Main Water Pollutants (Examples)


The water contamination or Water pollution refers to the alteration of its chemical properties, usually a direct or indirect product of human activities, making it unsuitable for consumption by animals and humans, and even for recreational, industrial, agricultural and fishing use. For instance: hydrocarbons, radioactive waste, mining tailings.

There are numerous polluting sources that currently besiege rivers, seas and lakes, and even rainwater, and that unbalance the biological cycles that take place inside them, causing extinctions, mutations, migrations and irreversible ecological damage that, in turn, entail other environmental damage secondary.

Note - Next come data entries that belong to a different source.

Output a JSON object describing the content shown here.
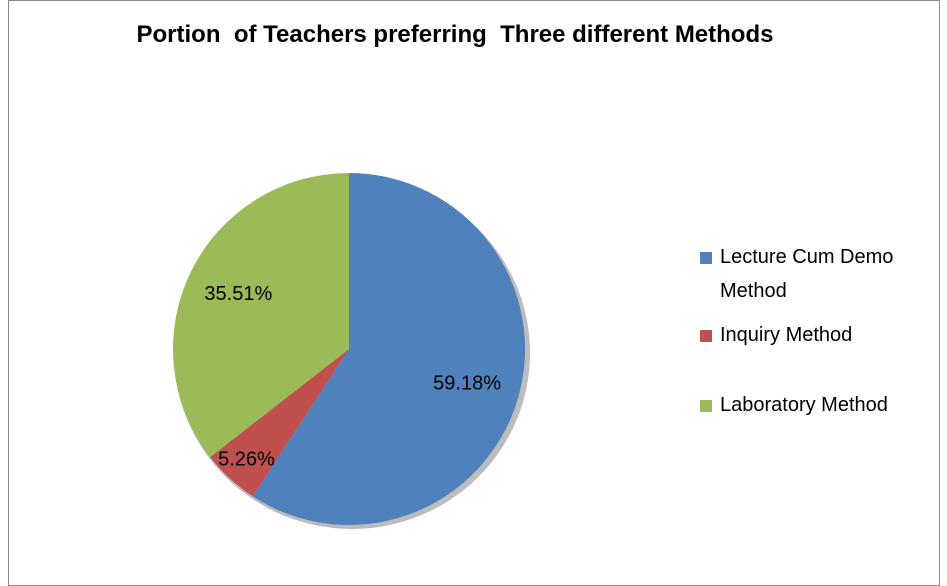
{
  "chart_data": {
    "type": "pie",
    "title": "Portion  of Teachers preferring  Three different Methods",
    "categories": [
      "Lecture Cum Demo Method",
      "Inquiry Method",
      "Laboratory Method"
    ],
    "values": [
      59.18,
      5.26,
      35.51
    ],
    "value_labels": [
      "59.18%",
      "5.26%",
      "35.51%"
    ],
    "colors": [
      "#4f81bd",
      "#c0504d",
      "#9bbb59"
    ],
    "legend": "right"
  }
}
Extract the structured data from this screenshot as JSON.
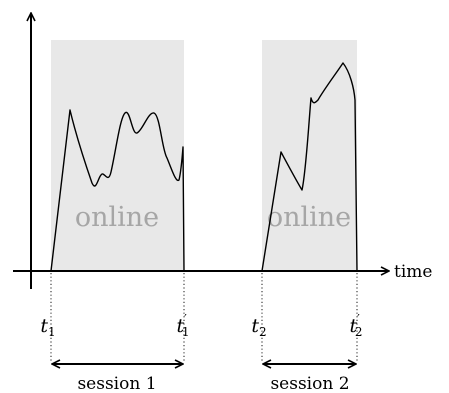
{
  "axis": {
    "x_label": "time"
  },
  "regions": [
    {
      "label": "online"
    },
    {
      "label": "online"
    }
  ],
  "ticks": [
    {
      "base": "t",
      "sub": "1",
      "prime": ""
    },
    {
      "base": "t",
      "sub": "1",
      "prime": "′"
    },
    {
      "base": "t",
      "sub": "2",
      "prime": ""
    },
    {
      "base": "t",
      "sub": "2",
      "prime": "′"
    }
  ],
  "sessions": [
    {
      "label": "session 1"
    },
    {
      "label": "session 2"
    }
  ],
  "colors": {
    "region_fill": "#e8e8e8",
    "online_text": "#a6a6a6",
    "line": "#000000"
  }
}
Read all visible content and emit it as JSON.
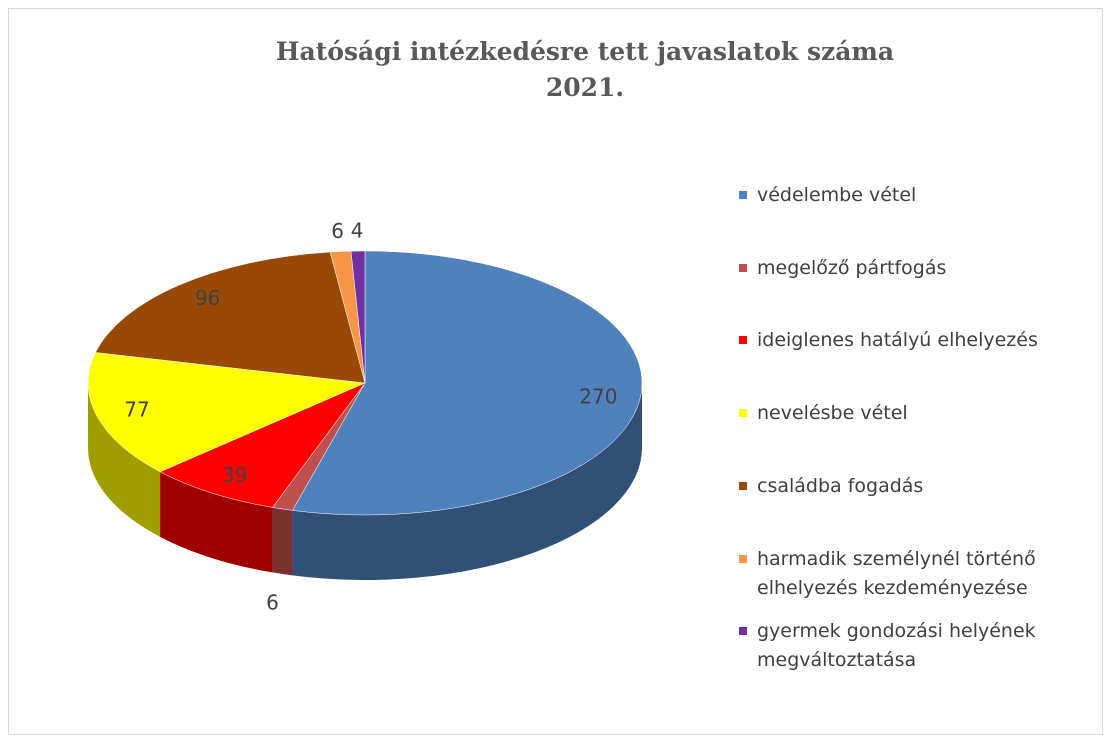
{
  "chart_data": {
    "type": "pie3d",
    "title": "Hatósági intézkedésre tett javaslatok száma",
    "subtitle": "2021.",
    "categories": [
      "védelembe vétel",
      "megelőző pártfogás",
      "ideiglenes hatályú elhelyezés",
      "nevelésbe vétel",
      "családba fogadás",
      "harmadik személynél történő elhelyezés kezdeményezése",
      "gyermek gondozási helyének megváltoztatása"
    ],
    "values": [
      270,
      6,
      39,
      77,
      96,
      6,
      4
    ],
    "colors": [
      "#4f81bd",
      "#c0504d",
      "#ff0000",
      "#ffff00",
      "#984807",
      "#f79646",
      "#7030a0"
    ],
    "legend": "right"
  }
}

There are numerous initiatives to combat water pollution, but they are insufficient for the daily injection of polluting elements that we submit to the planet.

Water pollutants

  1. Hydrocarbons. Not only the large and dramatic oil spills, outright ecological tragedies that kill animals, plants and microorganisms alike, but also the small emissions of diesel, diesel, oils and other petroleum-derived fuels used in maritime automotive transport, make people feel its presence in the chemical balance of the waters, from the introduction of harmful substances that are difficult to eliminate by the ordinary biotic chains of the seas.

oil hydrocarbon spill

  1. Urban discharges. All the liquids that we dispose of from our houses through the drainage will, sooner or later, enter the rivers or the ocean. In this sense, our daily way of life throws them tons of organic waste, industrial solvents, chemical cleaners and consumer oils, which often unbalance the food chain of the seas, promoting the proliferation of certain species over others, or whose decomposition deoxygenates the water, preventing the reproduction of the weakest species.
  2. Construction materials. The construction and cement industries often dump waste materials into the water (through cleaning or waste disposal routines), which leads to the suspension of toxic elements (metals, dense powders) in the water, altering little lowering their pH levels and making them less compatible with life.
  3. Agricultural substances and wastes. Much of the waste material from the agricultural and livestock industry is dumped into rivers, which lead to the sea. This includes organic matter, leftover compost, and often pesticides, pesticides, and agrochemicals of a toxic nature, which leach into groundwater or are washed away by rain and then poison the water. Many of these substances are then found inside fish and shellfish that we gladly eat.

pesticides soil contamination

  1. Discharges from power plants. The waters taken by electricity generation plants are often at temperatures other than those of the sea or rivers. Once these waters return to their course, the total temperature of the environment varies, causing ecological damage to the species that depend directly on the temperature of the water, and indirectly on those that feed on them.
  2. Mining tailings. Often the result of illegal mining activities and therefore difficult to control, the spillage into rivers of mercury and other substances used in the extraction of precious minerals has a serious effect on the local fauna and flora, in addition to which leads to destruction. soil and indiscriminate logging, activities common to this illegal industrial area.
  3. Solid commercial waste. Much of the material we discard goes to the sea or lakes, where it becomes a harmful agent for the local fauna and flora, due to its chemical or physical properties. Metals, for example, oxidize in water and react by altering its chemical balance, while plastic, difficult to biodegrade, accumulates and often enters the body of fish, turtles and birds, causing death. .

plastic polluting water

  1. Radioactive waste. The big point against nuclear power plants is that they generate radioactive material that is highly harmful to life in all its forms and that it can only be contained in lead barrels. Many of them are then discharged into the water in deep seas or ocean trenches, where the lead oxidation cycle releases them before their active life has ended, spreading radioactivity to all local species.
  2. Industrial chemical waste. Most of the manufacturing and material procurement processes by-produce substances that are then discharged into the river or lakes, where it reacts in uncontrolled and unforeseen ways with local habitats, and can even indirectly contaminate the inhabitants with highly carcinogenic substances. toxic or simply destroying the local chemical balance.

Industrial water pollution.

  1. Substances that produce acid rain. The pollution of the air and water leads to the phenomenon of acid rain, in which toxic substances accompany the water in its cycle or are integrated into it in the atmosphere and then precipitate together with the raindrops, deteriorating the health of local and often population species.